CM - Tenho consciência do privilégio que é poder viver de ciência em um país como o Brasil. Se, por um lado, sou muito grata pelas oportunidades que tive ao longo da carreira e que foram possibilitadas pela universidade pública, pela sociedade e pelo Estado brasileiros, por outro, não sei se repetiria essas escolhas se estivesse começando agora. O cenário com o qual me deparei ao sair do doutorado é muito ruim comparado a quando iniciei, apenas quatro anos antes – e ainda pior se contarmos que fiz a graduação durante a “era de ouro” da universidade brasileira, entre 2010 e 2013. A minha escolha de sair do País para um projeto como esse provavelmente aconteceria em qualquer momento porque uma oportunidade como a que estou tendo não se desperdiça. A diferença é que praticamente não há atrativos para jovens pesquisadores que queiram se dedicar à atividade científica ficarem no País no momento atual. Então, se a ciência é a única forma pela qual conseguiremos produzir soluções eficazes para a crise na qual viemos parar, o Brasil segue o caminho contrário e iremos colher os prejuízos das escolhas feitas agora por muitos anos. Sem dúvida, o tópico de pesquisa, que vai além de fake news, cobrindo a questão de confiança nas notícias de forma mais ampla, é um dos grandes atrativos do projeto que estou integrando. A verdade é que se tem muita especulação a respeito do papel da desinformação e, em certos casos, ela é usada como explicação fácil para fenômenos complexos. Eu costumo dizer que os fenômenos comunicativos são mais complexos do que parecem e, neste caso da desinformação, ainda precisamos entender o real impacto e como, efetivamente, podemos criar um ambiente informacional mais saudável nas democracias contemporâneas. Espero contribuir para desvendar um pouco desse mistério.

 

CSC - O que você espera das próximas eleições neste contexto de campanhas muito fortemente pautadas nas redes?

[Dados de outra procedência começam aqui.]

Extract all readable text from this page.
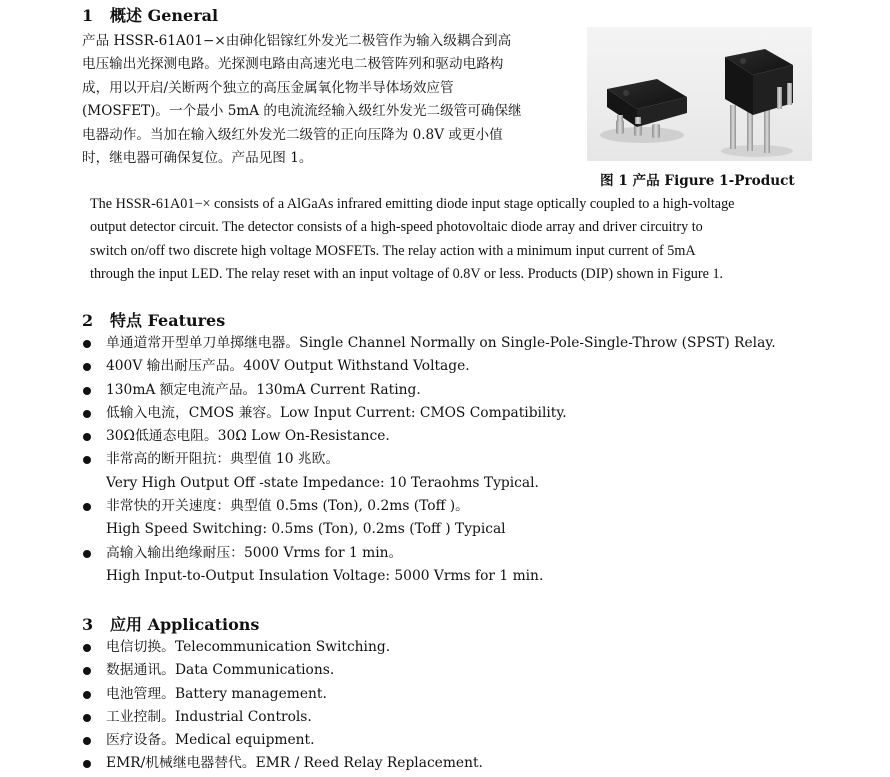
1 概述 General
产品 HSSR-61A01−×由砷化铝镓红外发光二极管作为输入级耦合到高
电压输出光探测电路。光探测电路由高速光电二极管阵列和驱动电路构
成，用以开启/关断两个独立的高压金属氧化物半导体场效应管
(MOSFET)。一个最小 5mA 的电流流经输入级红外发光二级管可确保继
电器动作。当加在输入级红外发光二级管的正向压降为 0.8V 或更小值
时，继电器可确保复位。产品见图 1。
图 1 产品 Figure 1-Product
The HSSR-61A01−× consists of a AlGaAs infrared emitting diode input stage optically coupled to a high-voltage
output detector circuit. The detector consists of a high-speed photovoltaic diode array and driver circuitry to
switch on/off two discrete high voltage MOSFETs. The relay action with a minimum input current of 5mA
through the input LED. The relay reset with an input voltage of 0.8V or less. Products (DIP) shown in Figure 1.
2 特点 Features
单通道常开型单刀单掷继电器。Single Channel Normally on Single-Pole-Single-Throw (SPST) Relay.
400V 输出耐压产品。400V Output Withstand Voltage.
130mA 额定电流产品。130mA Current Rating.
低输入电流，CMOS 兼容。Low Input Current: CMOS Compatibility.
30Ω低通态电阻。30Ω Low On-Resistance.
非常高的断开阻抗：典型值 10 兆欧。
Very High Output Off -state Impedance: 10 Teraohms Typical.
非常快的开关速度：典型值 0.5ms (Ton), 0.2ms (Toff )。
High Speed Switching: 0.5ms (Ton), 0.2ms (Toff ) Typical
高输入输出绝缘耐压：5000 Vrms for 1 min。
High Input-to-Output Insulation Voltage: 5000 Vrms for 1 min.
3 应用 Applications
电信切换。Telecommunication Switching.
数据通讯。Data Communications.
电池管理。Battery management.
工业控制。Industrial Controls.
医疗设备。Medical equipment.
EMR/机械继电器替代。EMR / Reed Relay Replacement.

CM - Eleições locais são diferentes de eleições nacionalizadas, então acho que não podemos esperar uma repetição de 2018 – ainda mais porque temos um fenômeno como o da pandemia. Acredito que teremos uma campanha na qual candidatos que vêm cultivando um relacionamento com os eleitores na internet levarão vantagem, mas que precisarão saber converter isso em voto. Também é provável que tenhamos um ambiente informacional mais fragmentado, especialmente quando vemos dados de que 50% dos brasileiros confiam igualmente em mídias sociais e na mídia tradicional (resultado de pesquisa do Instituto Sivis, aplicada em junho deste ano). Temos, então, um cenário de muitos desafios, no qual a presença on-line deixou de ser um acessório – e isso pode pegar muitos candidatos desprevenidos.